Czy Aaron Taylor-Johnson może być następny 007?
Najbardziej znany z roli Kick-Assa w filmie i sequelu pod tym samym tytułem, Aaron Taylor-Johnson jest obecnie preferowanym aktorem, który prawdopodobnie zastąpi JB-007. Ostatnio zagrał w komedii akcji Davida Leitcha Bullet Train, w której zagrał postać o imieniu Tangerine u boku Brada Pitta i Joeya Kinga.
Zobacz też: „Chodzi o to, ile mam czasu”: Henry Cavill ujawnia, że harmonogram Supermana jest zbyt napięty, aby mógł zostać nowym Jamesem Bondem
Aaron Taylor-Johnson już zaimponował producentom
Jakiś czas temu Wilson przedstawił pewne specyfikacje dotyczące roli, wyjaśniając, że patrzyli tylko na tych zawodników, którzy byli po trzydziestce i mieli przewagę doświadczenia, ponieważ James Bond nie jest „jakimś dzieciakiem z liceum”, jest weteranem, który ma już duże doświadczenie. A Taylor-Johnson, najnowszy dodatek do listy najlepszych zawodników, również, jak dobrze zgadliście, ma trzydzieści kilka lat – dokładnie 32 lata.

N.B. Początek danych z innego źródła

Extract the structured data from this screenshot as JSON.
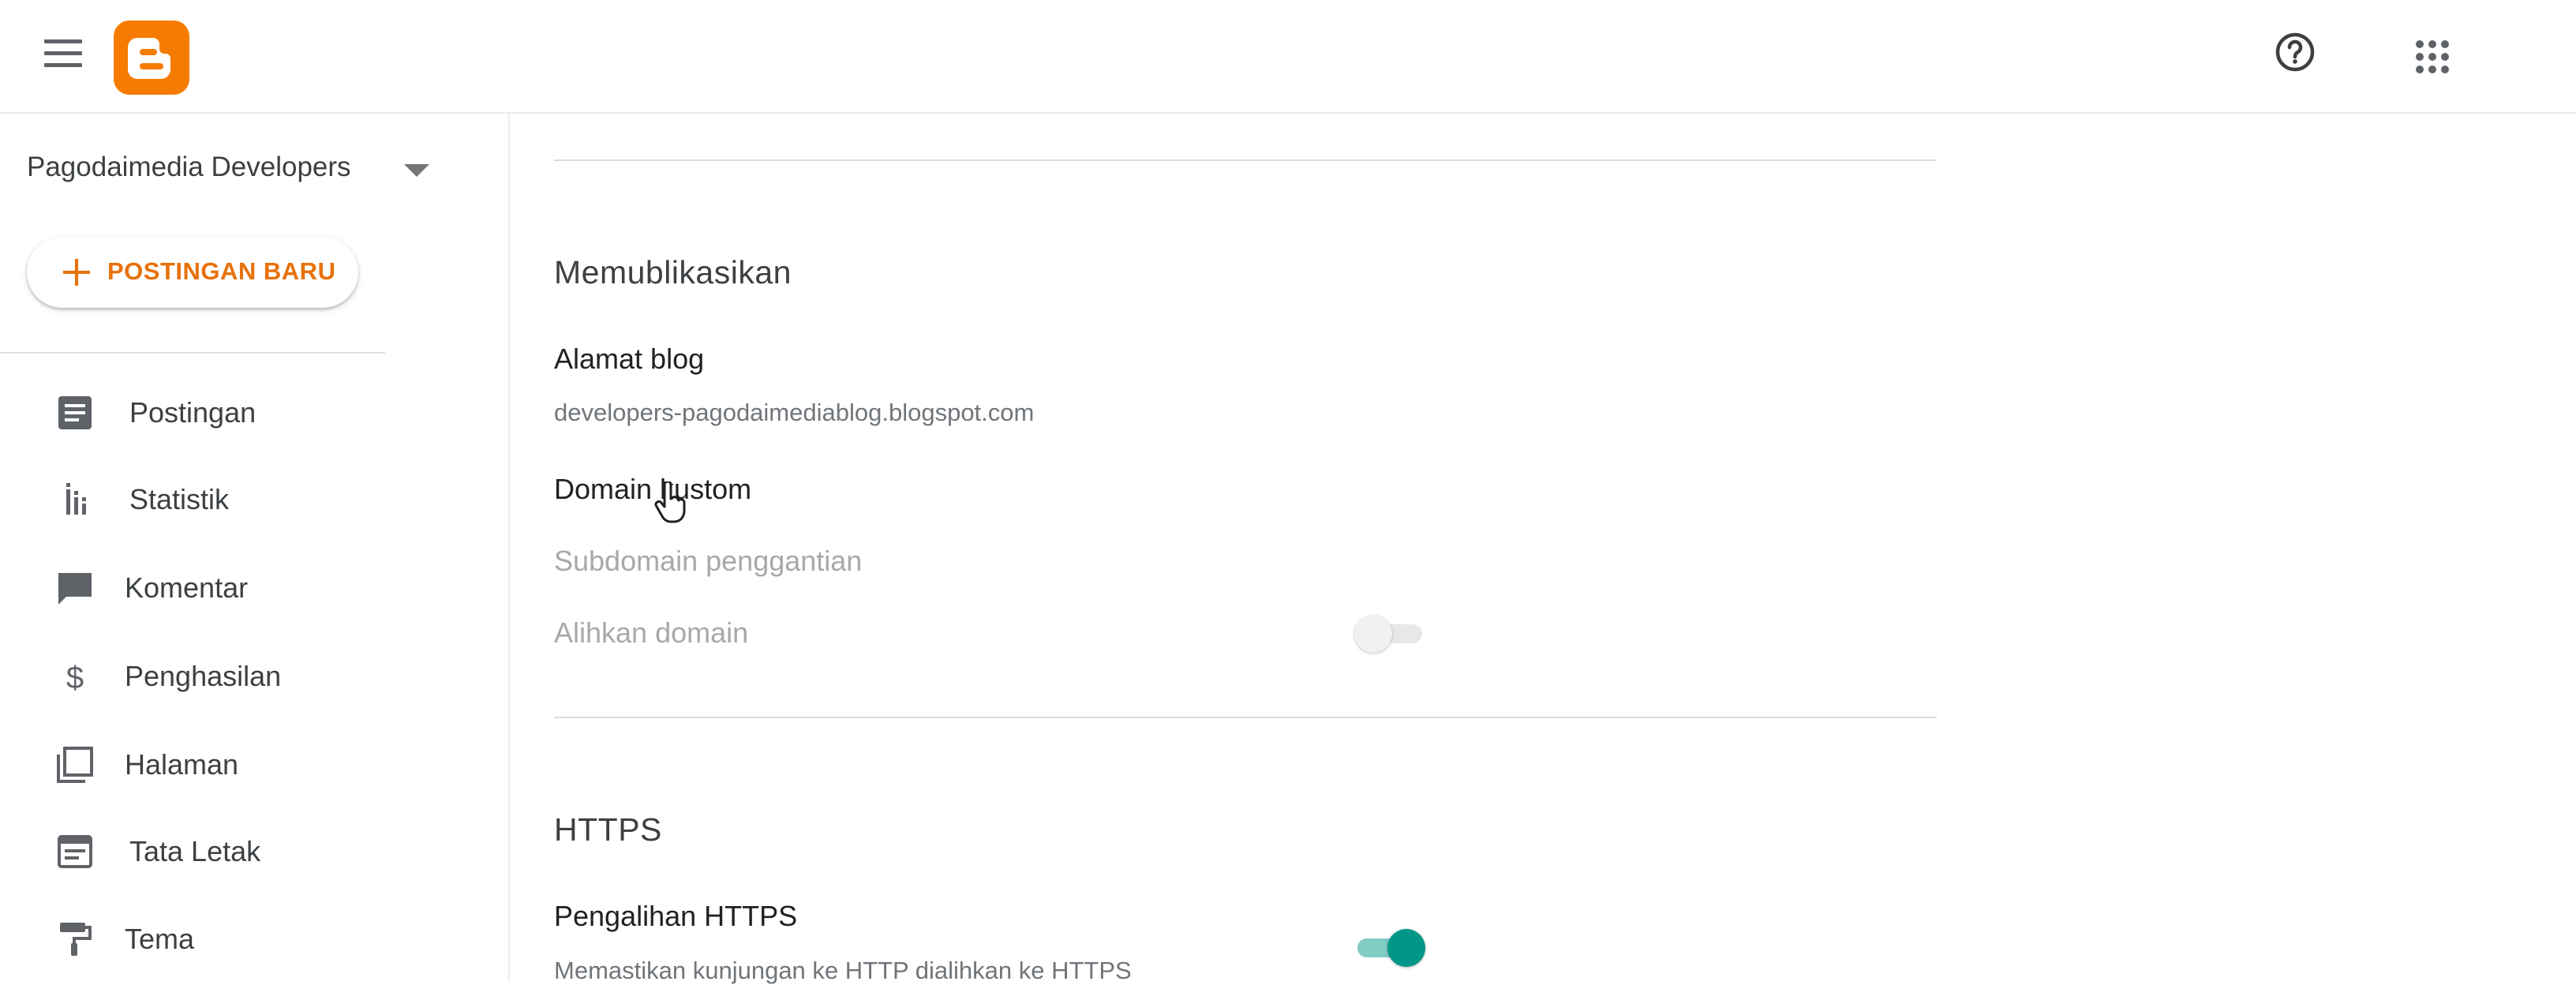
{
  "header": {
    "menu_icon": "hamburger-menu-icon",
    "logo_icon": "blogger-logo-icon",
    "help_icon": "help-circle-icon",
    "apps_icon": "google-apps-grid-icon",
    "brand_color": "#f57c00"
  },
  "sidebar": {
    "blog_name": "Pagodaimedia Developers",
    "new_post_label": "POSTINGAN BARU",
    "items": [
      {
        "label": "Postingan",
        "icon": "posts-icon"
      },
      {
        "label": "Statistik",
        "icon": "stats-icon"
      },
      {
        "label": "Komentar",
        "icon": "comment-icon"
      },
      {
        "label": "Penghasilan",
        "icon": "dollar-icon"
      },
      {
        "label": "Halaman",
        "icon": "pages-icon"
      },
      {
        "label": "Tata Letak",
        "icon": "layout-icon"
      },
      {
        "label": "Tema",
        "icon": "paint-roller-icon"
      }
    ]
  },
  "main": {
    "publish": {
      "heading": "Memublikasikan",
      "blog_address_title": "Alamat blog",
      "blog_address_value": "developers-pagodaimediablog.blogspot.com",
      "custom_domain_title": "Domain kustom",
      "fallback_subdomain_title": "Subdomain penggantian",
      "redirect_domain_title": "Alihkan domain",
      "redirect_domain_enabled": false
    },
    "https": {
      "heading": "HTTPS",
      "redirect_title": "Pengalihan HTTPS",
      "redirect_desc": "Memastikan kunjungan ke HTTP dialihkan ke HTTPS",
      "redirect_enabled": true
    }
  },
  "colors": {
    "accent_orange": "#e8710a",
    "toggle_on": "#009688",
    "icon_gray": "#5f6368"
  }
}
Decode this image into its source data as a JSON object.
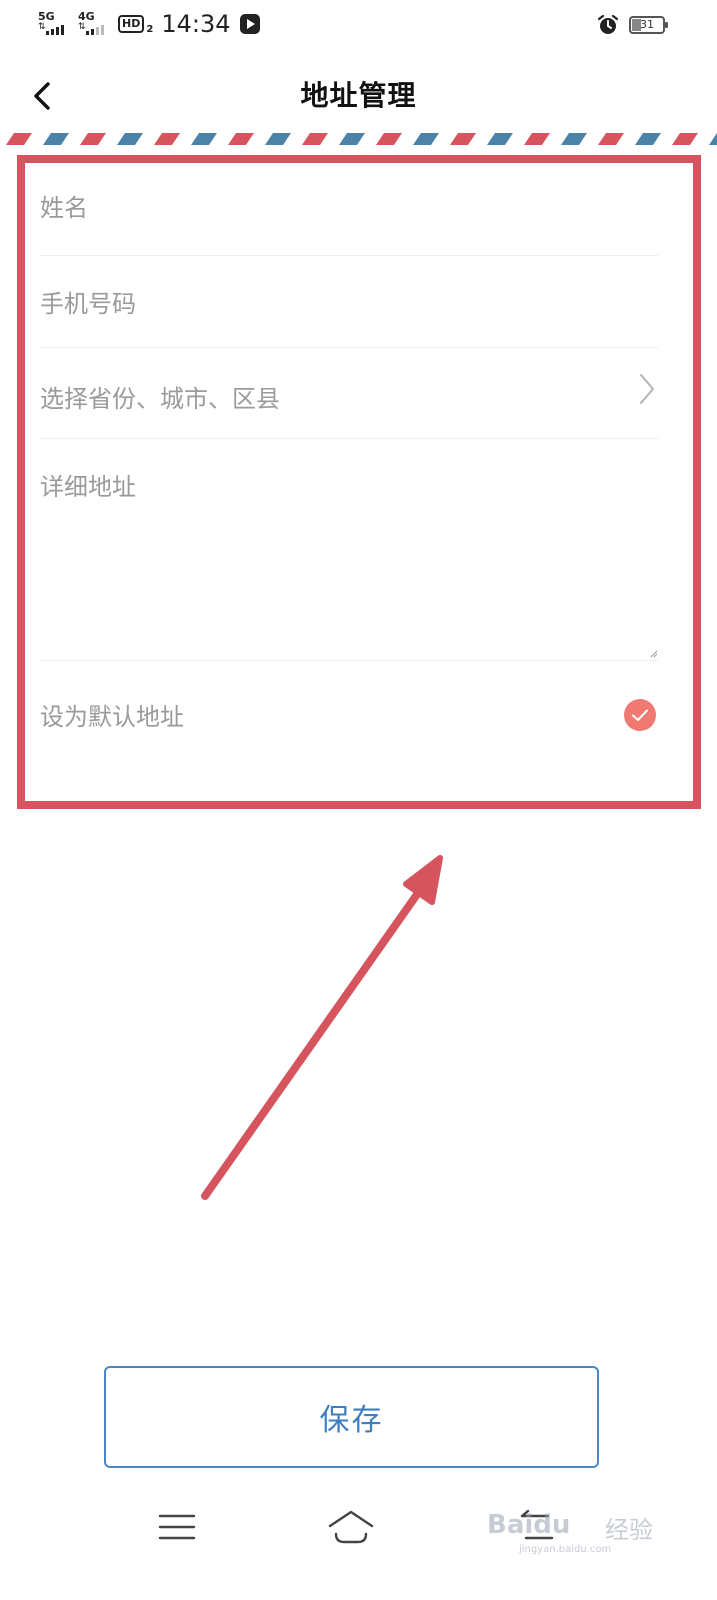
{
  "status_bar": {
    "network_1": "5G",
    "network_2": "4G",
    "hd_label": "HD",
    "hd_sub": "2",
    "time": "14:34",
    "battery_level": 31,
    "battery_text": "31"
  },
  "header": {
    "title": "地址管理",
    "back_icon": "chevron-left-icon"
  },
  "form": {
    "name_placeholder": "姓名",
    "phone_placeholder": "手机号码",
    "region_placeholder": "选择省份、城市、区县",
    "detail_placeholder": "详细地址",
    "default_label": "设为默认地址",
    "default_checked": true
  },
  "save_button": {
    "label": "保存"
  },
  "watermark": {
    "logo": "Baidu",
    "logo_cn": "经验",
    "url": "jingyan.baidu.com"
  },
  "colors": {
    "annotation_red": "#d6545e",
    "check_red": "#f07a72",
    "accent_blue": "#3d7fc1",
    "stripe_red": "#d6545e",
    "stripe_blue": "#4a82a8"
  }
}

Wiek to nie tylko liczba w w tej sprawie, biorąc pod uwagę, jak bardzo jest to zerwanie umowy, a aktor Kraven the Hunter zdecydowanie ma tę szczególną przewagę, poza plotką, że już zaimponował producentom.
Może los Cavilla nie ma napisanego Jamesa Bonda mimo wszystko w nim.